Print version ISSN 1405-9436

Abstract

CONTRERAS TINOCO, Karla Alejandra; CASTANEDA-RENTERIA, Liliana Ibeth; PRADO-MEZA, Claudia M.  and  ROMERO-SALAZAR, Lorena. Women and science: Collective autoethnography about the extended costs of a scientific career in hybrid cultures. La ventana [online]. 2026, vol.7, n.63, pp.194-232.  Epub Mar 20, 2026. ISSN 1405-9436.  https://doi.org/10.32870/lv.v7i63.8086.

Women scientists experience socialization shaped by powerful gender and work mandates that influence their identities’ configuration. These mandates are often contradictory. Despite this, academic women continually strive to integrate these mandates into their subjective experiences, not without incurring costs, tensions, or challenges. This document explores, from our experiences as Mexican women scientists, the subjective costs and relational impacts (to our family, friends, partners, and motherhood) of pursuing scientific work as syncretic women, especially in an environment that promotes a culture of self-demand and constant scientific productivity to be evaluated.
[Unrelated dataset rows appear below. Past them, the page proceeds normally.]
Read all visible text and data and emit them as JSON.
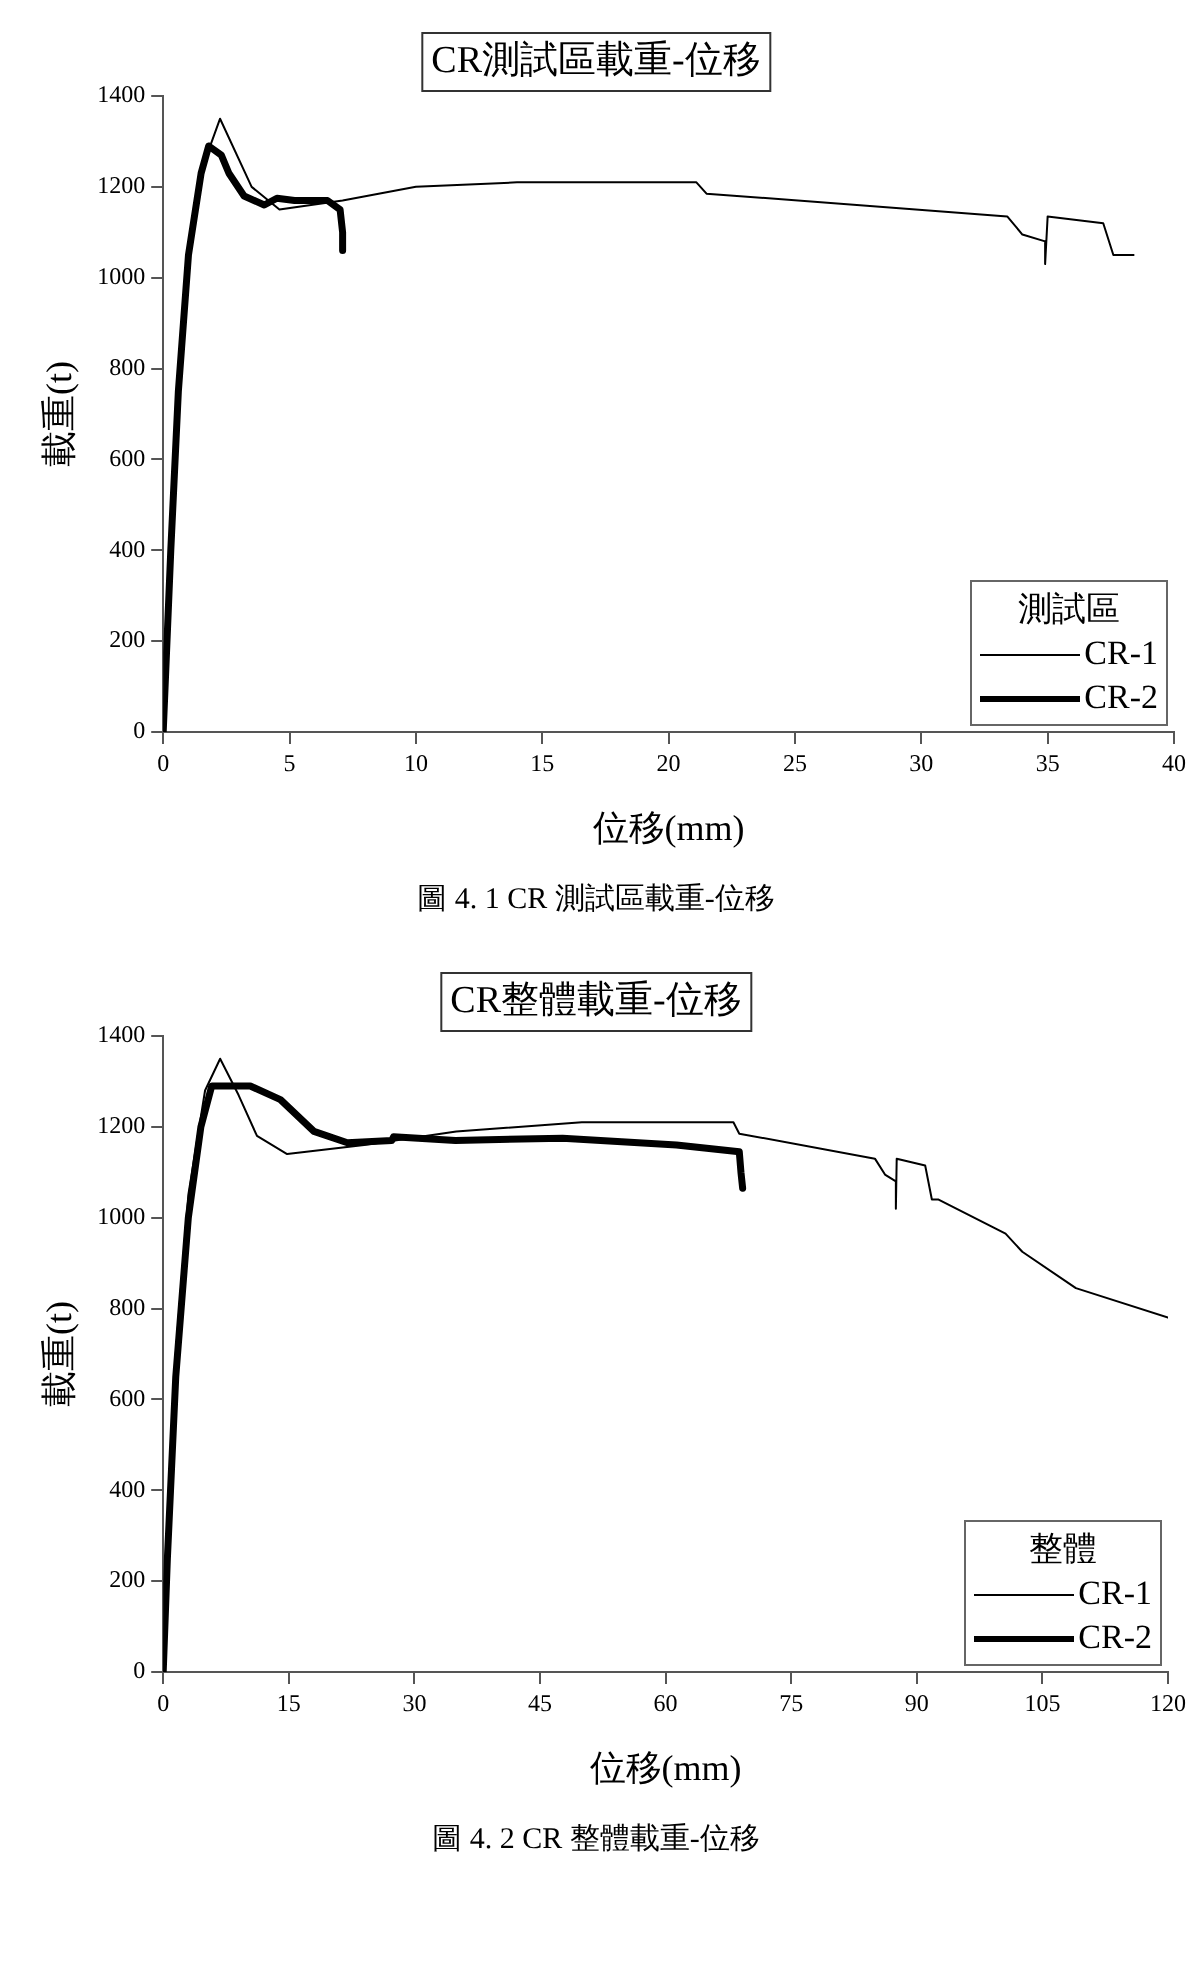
{
  "chart_data": [
    {
      "type": "line",
      "title": "CR測試區載重-位移",
      "xlabel": "位移(mm)",
      "ylabel": "載重(t)",
      "legend_title": "測試區",
      "legend": "bottom right",
      "grid": false,
      "marker": "none",
      "line_style": "solid",
      "xlim": [
        0,
        40
      ],
      "xticks": [
        0,
        5,
        10,
        15,
        20,
        25,
        30,
        35,
        40
      ],
      "ylim": [
        0,
        1400
      ],
      "yticks": [
        0,
        200,
        400,
        600,
        800,
        1000,
        1200,
        1400
      ],
      "annotations": [
        "圖 4. 1 CR 測試區載重-位移"
      ],
      "series": [
        {
          "name": "CR-1",
          "color": "#000000",
          "x": [
            0,
            0.3,
            0.7,
            1.1,
            1.6,
            2.25,
            3.5,
            4.6,
            7.1,
            10,
            14,
            21.1,
            21.5,
            33.4,
            34,
            34.9,
            34.9,
            35,
            37.2,
            37.6,
            38.4
          ],
          "values": [
            0,
            420,
            800,
            1080,
            1250,
            1350,
            1200,
            1150,
            1170,
            1200,
            1210,
            1210,
            1185,
            1135,
            1095,
            1080,
            1030,
            1135,
            1120,
            1050,
            1050
          ]
        },
        {
          "name": "CR-2",
          "color": "#000000",
          "x": [
            0,
            0.3,
            0.6,
            1,
            1.5,
            1.8,
            2.3,
            2.6,
            3.2,
            4,
            4.5,
            5.2,
            6.5,
            7,
            7.1,
            7.1
          ],
          "values": [
            0,
            400,
            750,
            1050,
            1230,
            1290,
            1270,
            1230,
            1180,
            1160,
            1175,
            1170,
            1170,
            1150,
            1100,
            1060
          ]
        }
      ]
    },
    {
      "type": "line",
      "title": "CR整體載重-位移",
      "xlabel": "位移(mm)",
      "ylabel": "載重(t)",
      "legend_title": "整體",
      "legend": "bottom right",
      "grid": false,
      "marker": "none",
      "line_style": "solid",
      "xlim": [
        0,
        120
      ],
      "xticks": [
        0,
        15,
        30,
        45,
        60,
        75,
        90,
        105,
        120
      ],
      "ylim": [
        0,
        1400
      ],
      "yticks": [
        0,
        200,
        400,
        600,
        800,
        1000,
        1200,
        1400
      ],
      "annotations": [
        "圖 4. 2 CR 整體載重-位移"
      ],
      "series": [
        {
          "name": "CR-1",
          "color": "#000000",
          "x": [
            0,
            0.5,
            1.5,
            3,
            5,
            6.8,
            9,
            11.2,
            14.8,
            24,
            35,
            50,
            68.1,
            68.8,
            85,
            86.2,
            87.5,
            87.5,
            87.6,
            91,
            91.8,
            92.6,
            100.6,
            102.6,
            109,
            120
          ],
          "values": [
            0,
            300,
            700,
            1050,
            1280,
            1350,
            1270,
            1180,
            1140,
            1160,
            1190,
            1210,
            1210,
            1185,
            1130,
            1095,
            1080,
            1020,
            1130,
            1115,
            1040,
            1040,
            965,
            925,
            845,
            780
          ]
        },
        {
          "name": "CR-2",
          "color": "#000000",
          "x": [
            0,
            0.5,
            1.5,
            3,
            4.5,
            5.8,
            10.4,
            14,
            18,
            22,
            27.3,
            27.5,
            34.9,
            47.7,
            61.3,
            68.8,
            69,
            69.2
          ],
          "values": [
            0,
            250,
            650,
            1000,
            1200,
            1290,
            1290,
            1260,
            1190,
            1165,
            1170,
            1178,
            1170,
            1175,
            1160,
            1145,
            1100,
            1065
          ]
        }
      ]
    }
  ]
}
We chose a feminist collective autoethnography as our methodology, which was developed in stages: in the first stage, we established prompting questions for individual reflection and then wrote analytical reflections independently. The second stage involved reading each other’s individual reflections. In the third stage, we gathered via Zoom to collectively analyze ideas, observations, and interpretations. Among the findings, we identified subjective costs such as guilt, exhaustion, negative emotions, and a persistent sense of being indebted in some areas of life. Additionally, a central theme in our narratives is the perception of extended costs imposed by our personal scientific pursuits on our partners, fathers, mothers, children, and friends, which compounds the emotional burdens generated by our own sacrifices.

Keywords : women; women scientists; autoethnography; intersubjectivity; costs.